Au sommet de sa carrière d’aventurière, Jane Lee a choisi de changer de cap. Inspirée par l’autobiographie de Richard Branson, elle a intégré Yale pour un MBA. “J’avais suffisamment grimpé pour comprendre ce que représentait ce succès, et il était temps d’explorer autre chose”, confie-t-elle.
Un nouveau défi pour Jane Lee
Cette nouvelle étape a duré huit ans chez McKinsey, avant qu’elle ne rejoigne une start-up de technologie alimentaire, puis Cargill. Jane Lee réfute l’idée selon laquelle changer de domaine témoigne d’un manque de concentration. Au contraire, elle estime que nous sous-estimons notre capacité à jongler avec différentes passions.

Above Jane Lee travaille aujourd’hui en tant que leader en innovation chez Cargill (Image : avec l’aimable autorisation de Jane Lee).
Jane Lee reste humble quant au rôle de la chance et de l’équipe dans ses accomplissements. Pour elle, le moment de partir est venu dès lors qu’elle n’éprouve plus cette pointe d’incertitude ou de peur, signe qu’elle a épuisé le potentiel d’apprentissage de son rôle actuel.
Le pouvoir de la réinvention pour Jane Lee

Above En 2026, Jane Lee a fondé Stoke, une marque de soins conçue pour les femmes actives comme elle (Image : avec l’aimable autorisation de Jane Lee).
Jane Lee a récemment lancé Stoke, une marque de soins née d’une blessure subie lors de son ascension de l’Everest.

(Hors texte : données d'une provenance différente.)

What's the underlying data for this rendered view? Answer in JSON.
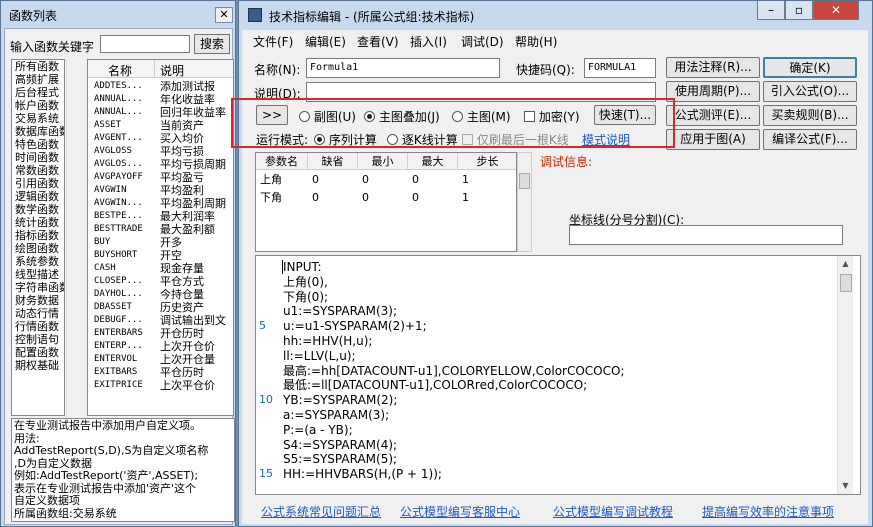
{
  "left_window": {
    "title": "函数列表",
    "search_label": "输入函数关键字",
    "search_button": "搜索",
    "col_name": "名称",
    "col_desc": "说明",
    "categories": [
      "所有函数",
      "高频扩展",
      "后台程式",
      "帐户函数",
      "交易系统",
      "数据库函数",
      "特色函数",
      "时间函数",
      "常数函数",
      "引用函数",
      "逻辑函数",
      "数学函数",
      "统计函数",
      "指标函数",
      "绘图函数",
      "系统参数",
      "线型描述",
      "字符串函数",
      "财务数据",
      "动态行情",
      "行情函数",
      "控制语句",
      "配置函数",
      "期权基础"
    ],
    "functions": [
      [
        "ADDTES...",
        "添加测试报"
      ],
      [
        "ANNUAL...",
        "年化收益率"
      ],
      [
        "ANNUAL...",
        "回归年收益率"
      ],
      [
        "ASSET",
        "当前资产"
      ],
      [
        "AVGENT...",
        "买入均价"
      ],
      [
        "AVGLOSS",
        "平均亏损"
      ],
      [
        "AVGLOS...",
        "平均亏损周期"
      ],
      [
        "AVGPAYOFF",
        "平均盈亏"
      ],
      [
        "AVGWIN",
        "平均盈利"
      ],
      [
        "AVGWIN...",
        "平均盈利周期"
      ],
      [
        "BESTPE...",
        "最大利润率"
      ],
      [
        "BESTTRADE",
        "最大盈利额"
      ],
      [
        "BUY",
        "开多"
      ],
      [
        "BUYSHORT",
        "开空"
      ],
      [
        "CASH",
        "现金存量"
      ],
      [
        "CLOSEP...",
        "平仓方式"
      ],
      [
        "DAYHOL...",
        "今持仓量"
      ],
      [
        "DBASSET",
        "历史资产"
      ],
      [
        "DEBUGF...",
        "调试输出到文"
      ],
      [
        "ENTERBARS",
        "开仓历时"
      ],
      [
        "ENTERP...",
        "上次开仓价"
      ],
      [
        "ENTERVOL",
        "上次开仓量"
      ],
      [
        "EXITBARS",
        "平仓历时"
      ],
      [
        "EXITPRICE",
        "上次平仓价"
      ]
    ],
    "description": "在专业测试报告中添加用户自定义项。\n用法:\nAddTestReport(S,D),S为自定义项名称\n,D为自定义数据\n例如:AddTestReport('资产',ASSET);\n表示在专业测试报告中添加'资产'这个\n自定义数据项\n所属函数组:交易系统"
  },
  "window": {
    "title": "技术指标编辑 - (所属公式组:技术指标)"
  },
  "menu": [
    "文件(F)",
    "编辑(E)",
    "查看(V)",
    "插入(I)",
    "调试(D)",
    "帮助(H)"
  ],
  "form": {
    "name_label": "名称(N):",
    "name_value": "Formula1",
    "shortcut_label": "快捷码(Q):",
    "shortcut_value": "FORMULA1",
    "desc_label": "说明(D):"
  },
  "buttons": {
    "usage_note": "用法注释(R)...",
    "ok": "确定(K)",
    "use_period": "使用周期(P)...",
    "import_formula": "引入公式(O)...",
    "formula_eval": "公式测评(E)...",
    "buy_sell_rules": "买卖规则(B)...",
    "apply_chart": "应用于图(A)",
    "compile": "编译公式(F)..."
  },
  "options": {
    "expand": ">>",
    "sub_chart": "副图(U)",
    "main_overlay": "主图叠加(J)",
    "main_chart": "主图(M)",
    "encrypt": "加密(Y)",
    "quick": "快速(T)...",
    "run_mode_label": "运行模式:",
    "seq_calc": "序列计算",
    "tick_calc": "逐K线计算",
    "refresh_last": "仅刷最后一根K线",
    "mode_help": "模式说明"
  },
  "params": {
    "headers": [
      "参数名",
      "缺省",
      "最小",
      "最大",
      "步长"
    ],
    "rows": [
      [
        "上角",
        "0",
        "0",
        "0",
        "1"
      ],
      [
        "下角",
        "0",
        "0",
        "0",
        "1"
      ]
    ]
  },
  "debug_label": "调试信息:",
  "coord_label": "坐标线(分号分割)(C):",
  "code": {
    "line_numbers": [
      "5",
      "10",
      "15"
    ],
    "lines": [
      "INPUT:",
      "上角(0),",
      "下角(0);",
      "u1:=SYSPARAM(3);",
      "u:=u1-SYSPARAM(2)+1;",
      "hh:=HHV(H,u);",
      "ll:=LLV(L,u);",
      "最高:=hh[DATACOUNT-u1],COLORYELLOW,ColorCOCOCO;",
      "最低:=ll[DATACOUNT-u1],COLORred,ColorCOCOCO;",
      "YB:=SYSPARAM(2);",
      "a:=SYSPARAM(3);",
      "P:=(a - YB);",
      "S4:=SYSPARAM(4);",
      "S5:=SYSPARAM(5);",
      "HH:=HHVBARS(H,(P + 1));"
    ]
  },
  "footer_links": [
    "公式系统常见问题汇总",
    "公式模型编写客服中心",
    "公式模型编写调试教程",
    "提高编写效率的注意事项"
  ],
  "colors": {
    "highlight_border": "#e0242b",
    "debug_text": "#cc2200",
    "link": "#1f58c8"
  }
}
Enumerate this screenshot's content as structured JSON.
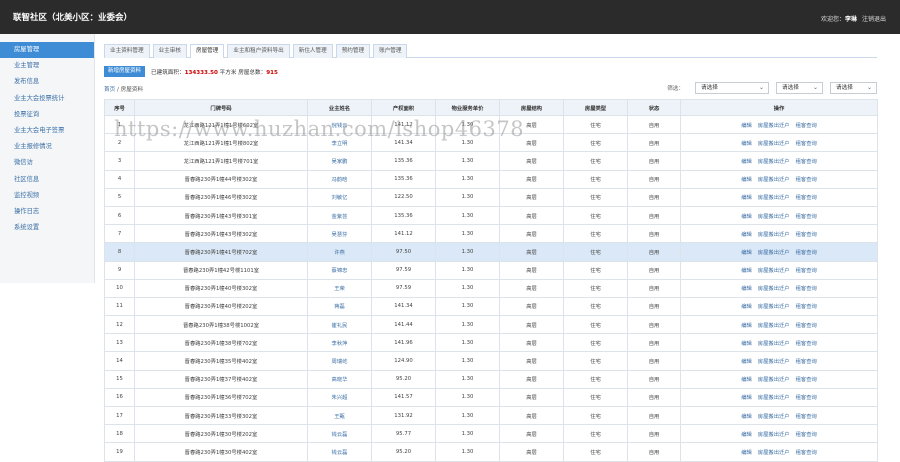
{
  "app": {
    "title": "联智社区（北美小区：业委会）",
    "welcome": "欢迎您：",
    "username": "李琳",
    "logout": "注销退出"
  },
  "sidebar": {
    "items": [
      {
        "label": "房屋管理",
        "active": true
      },
      {
        "label": "业主管理"
      },
      {
        "label": "发布信息"
      },
      {
        "label": "业主大会投票统计"
      },
      {
        "label": "投票征询"
      },
      {
        "label": "业主大会电子签票"
      },
      {
        "label": "业主报修情况"
      },
      {
        "label": "微信访"
      },
      {
        "label": "社区信息"
      },
      {
        "label": "监控视频"
      },
      {
        "label": "操作日志"
      },
      {
        "label": "系统设置"
      }
    ]
  },
  "tabs": [
    {
      "label": "业主资料管理"
    },
    {
      "label": "业主审核"
    },
    {
      "label": "房屋管理",
      "active": true
    },
    {
      "label": "业主和租户资料导出"
    },
    {
      "label": "新住人管理"
    },
    {
      "label": "预约管理"
    },
    {
      "label": "账户管理"
    }
  ],
  "actions": {
    "add_label": "新增房屋资料",
    "area_label": "已建筑面积：",
    "area_value": "134333.50",
    "area_unit": "平方米",
    "count_label": "房屋总数：",
    "count_value": "915"
  },
  "breadcrumb": {
    "home": "首页",
    "sep": " / ",
    "current": "房屋资料"
  },
  "filters": {
    "label": "筛选：",
    "selects": [
      {
        "value": "请选择"
      },
      {
        "value": "请选择"
      },
      {
        "value": "请选择"
      }
    ]
  },
  "table": {
    "headers": [
      "序号",
      "门牌号码",
      "业主姓名",
      "产权面积",
      "物业服务单价",
      "房屋结构",
      "房屋类型",
      "状态",
      "操作"
    ],
    "ops": [
      "编辑",
      "房屋搬出迁户",
      "租客查询"
    ],
    "rows": [
      {
        "no": "1",
        "addr": "龙江西路121弄1幢1号楼602室",
        "name": "倪钱云",
        "area": "141.12",
        "price": "1.30",
        "struct": "高层",
        "type": "住宅",
        "status": "自用"
      },
      {
        "no": "2",
        "addr": "龙江西路121弄1幢1号楼802室",
        "name": "李立明",
        "area": "141.34",
        "price": "1.30",
        "struct": "高层",
        "type": "住宅",
        "status": "自用"
      },
      {
        "no": "3",
        "addr": "龙江西路121弄1幢1号楼701室",
        "name": "吴家鹏",
        "area": "135.36",
        "price": "1.30",
        "struct": "高层",
        "type": "住宅",
        "status": "自用"
      },
      {
        "no": "4",
        "addr": "晋春路230弄1幢44号楼302室",
        "name": "冯韵晗",
        "area": "135.36",
        "price": "1.30",
        "struct": "高层",
        "type": "住宅",
        "status": "自用"
      },
      {
        "no": "5",
        "addr": "晋春路230弄1幢46号楼302室",
        "name": "刘敏亿",
        "area": "122.50",
        "price": "1.30",
        "struct": "高层",
        "type": "住宅",
        "status": "自用"
      },
      {
        "no": "6",
        "addr": "晋春路230弄1幢43号楼301室",
        "name": "金紫芸",
        "area": "135.36",
        "price": "1.30",
        "struct": "高层",
        "type": "住宅",
        "status": "自用"
      },
      {
        "no": "7",
        "addr": "晋春路230弄1幢43号楼302室",
        "name": "吴慧芬",
        "area": "141.12",
        "price": "1.30",
        "struct": "高层",
        "type": "住宅",
        "status": "自用"
      },
      {
        "no": "8",
        "addr": "晋春路230弄1幢41号楼702室",
        "name": "许燕",
        "area": "97.50",
        "price": "1.30",
        "struct": "高层",
        "type": "住宅",
        "status": "自用",
        "hl": true
      },
      {
        "no": "9",
        "addr": "晋春路230弄1幢42号楼1101室",
        "name": "蔡锦忠",
        "area": "97.59",
        "price": "1.30",
        "struct": "高层",
        "type": "住宅",
        "status": "自用"
      },
      {
        "no": "10",
        "addr": "晋春路230弄1幢40号楼302室",
        "name": "王荣",
        "area": "97.59",
        "price": "1.30",
        "struct": "高层",
        "type": "住宅",
        "status": "自用"
      },
      {
        "no": "11",
        "addr": "晋春路230弄1幢40号楼202室",
        "name": "蒋磊",
        "area": "141.34",
        "price": "1.30",
        "struct": "高层",
        "type": "住宅",
        "status": "自用"
      },
      {
        "no": "12",
        "addr": "晋春路230弄1幢38号楼1002室",
        "name": "崔礼民",
        "area": "141.44",
        "price": "1.30",
        "struct": "高层",
        "type": "住宅",
        "status": "自用"
      },
      {
        "no": "13",
        "addr": "晋春路230弄1幢38号楼702室",
        "name": "李秋萍",
        "area": "141.96",
        "price": "1.30",
        "struct": "高层",
        "type": "住宅",
        "status": "自用"
      },
      {
        "no": "14",
        "addr": "晋春路230弄1幢35号楼402室",
        "name": "周瑞屹",
        "area": "124.90",
        "price": "1.30",
        "struct": "高层",
        "type": "住宅",
        "status": "自用"
      },
      {
        "no": "15",
        "addr": "晋春路230弄1幢37号楼402室",
        "name": "高晓华",
        "area": "95.20",
        "price": "1.30",
        "struct": "高层",
        "type": "住宅",
        "status": "自用"
      },
      {
        "no": "16",
        "addr": "晋春路230弄1幢36号楼702室",
        "name": "朱兴超",
        "area": "141.57",
        "price": "1.30",
        "struct": "高层",
        "type": "住宅",
        "status": "自用"
      },
      {
        "no": "17",
        "addr": "晋春路230弄1幢33号楼302室",
        "name": "王甄",
        "area": "131.92",
        "price": "1.30",
        "struct": "高层",
        "type": "住宅",
        "status": "自用"
      },
      {
        "no": "18",
        "addr": "晋春路230弄1幢30号楼202室",
        "name": "钱云磊",
        "area": "95.77",
        "price": "1.30",
        "struct": "高层",
        "type": "住宅",
        "status": "自用"
      },
      {
        "no": "19",
        "addr": "晋春路230弄1幢30号楼402室",
        "name": "钱云磊",
        "area": "95.20",
        "price": "1.30",
        "struct": "高层",
        "type": "住宅",
        "status": "自用"
      }
    ]
  },
  "watermark": "https://www.huzhan.com/ishop46378"
}
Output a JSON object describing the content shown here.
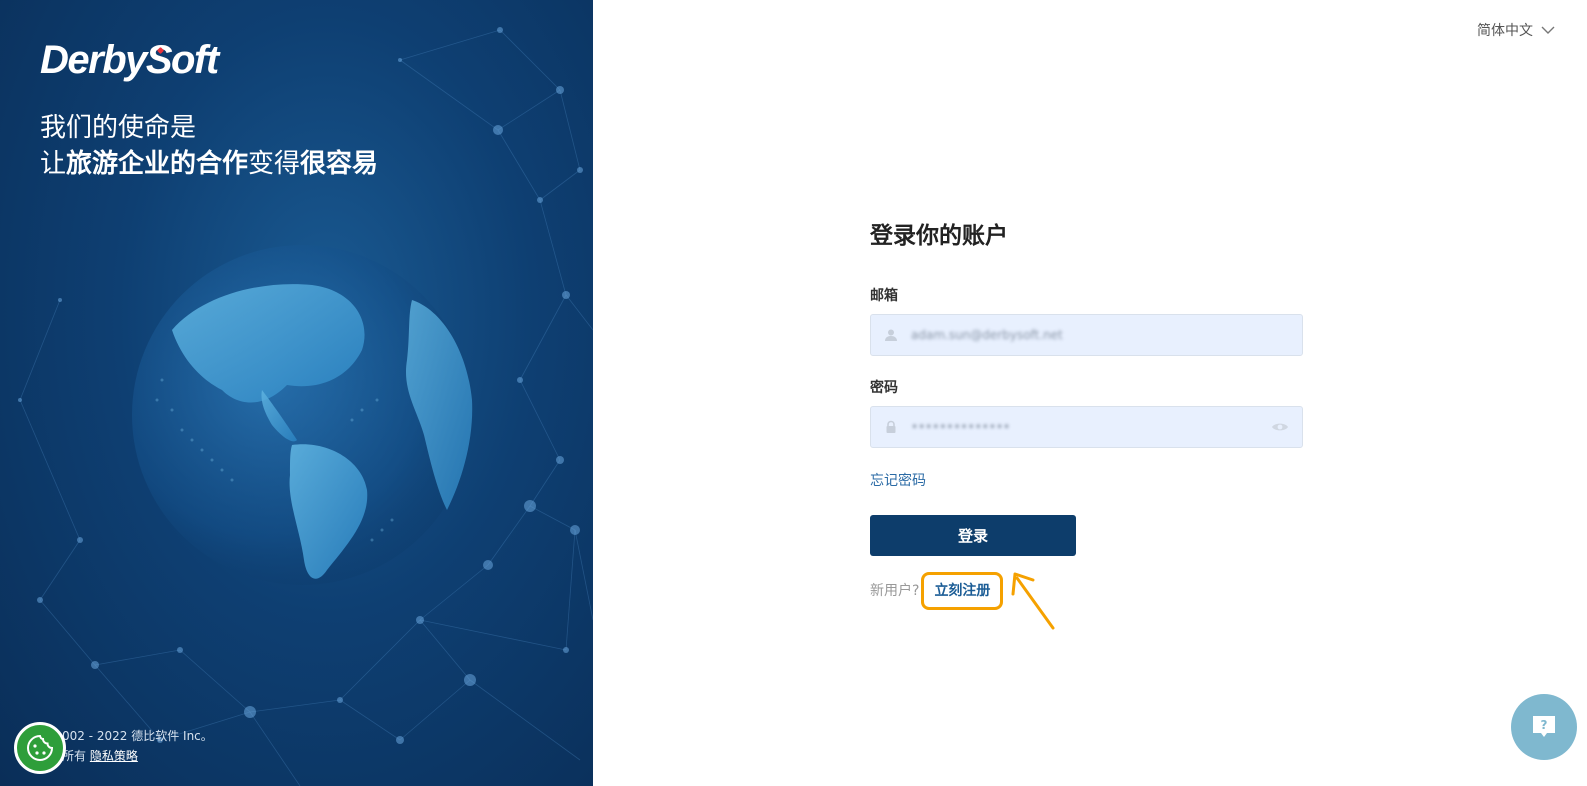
{
  "brand": {
    "logo_text": "DerbySoft",
    "accent_dot_color": "#e8323c"
  },
  "mission": {
    "line1": "我们的使命是",
    "line2_prefix": "让",
    "line2_bold1": "旅游企业的合作",
    "line2_mid": "变得",
    "line2_bold2": "很容易"
  },
  "footer": {
    "copyright": "002 - 2022 德比软件 Inc。",
    "rights_prefix": "所有",
    "privacy_label": "隐私策略"
  },
  "header": {
    "language": "简体中文"
  },
  "login": {
    "title": "登录你的账户",
    "email_label": "邮箱",
    "email_value": "adam.sun@derbysoft.net",
    "password_label": "密码",
    "password_value": "••••••••••••••",
    "forgot_password": "忘记密码",
    "login_button": "登录",
    "new_user_prompt": "新用户?",
    "register_link": "立刻注册"
  },
  "colors": {
    "primary": "#0d3d6b",
    "link": "#2a6aa5",
    "highlight": "#f5a100",
    "input_bg": "#e8f0fe",
    "help_bg": "#7fb8cf",
    "cookie_bg": "#2e9e3a"
  },
  "icons": {
    "email_prefix": "user-icon",
    "password_prefix": "lock-icon",
    "password_suffix": "eye-icon",
    "lang_dropdown": "chevron-down-icon",
    "help": "help-chat-icon",
    "cookie": "cookie-icon"
  }
}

Privée de protection faciale à 8 600 mètres, sa peau a souffert d’engelures sévères. Ce qui était un besoin personnel est devenu une entreprise après qu’elle a constaté que de nombreuses sportives partageaient les mêmes besoins de protection cutanée en conditions extrêmes.
De la blessure à l’entrepreneuriat pour Jane Lee

Above Les deux premiers produits de Stoke sont un sérum et un hydratant haute performance (Image : avec l’aimable autorisation de Jane Lee).
Après deux ans de recherche, Jane Lee a développé des formules respectueuses du microbiome cutané. Aujourd’hui, concilier la gestion de Stoke et son rôle chez Cargill demande une discipline stricte. “L’extraordinaire commence par un début”, déclare-t-elle, rappelant qu’il n’est pas nécessaire d’être un expert dès le premier jour pour réussir ses projets.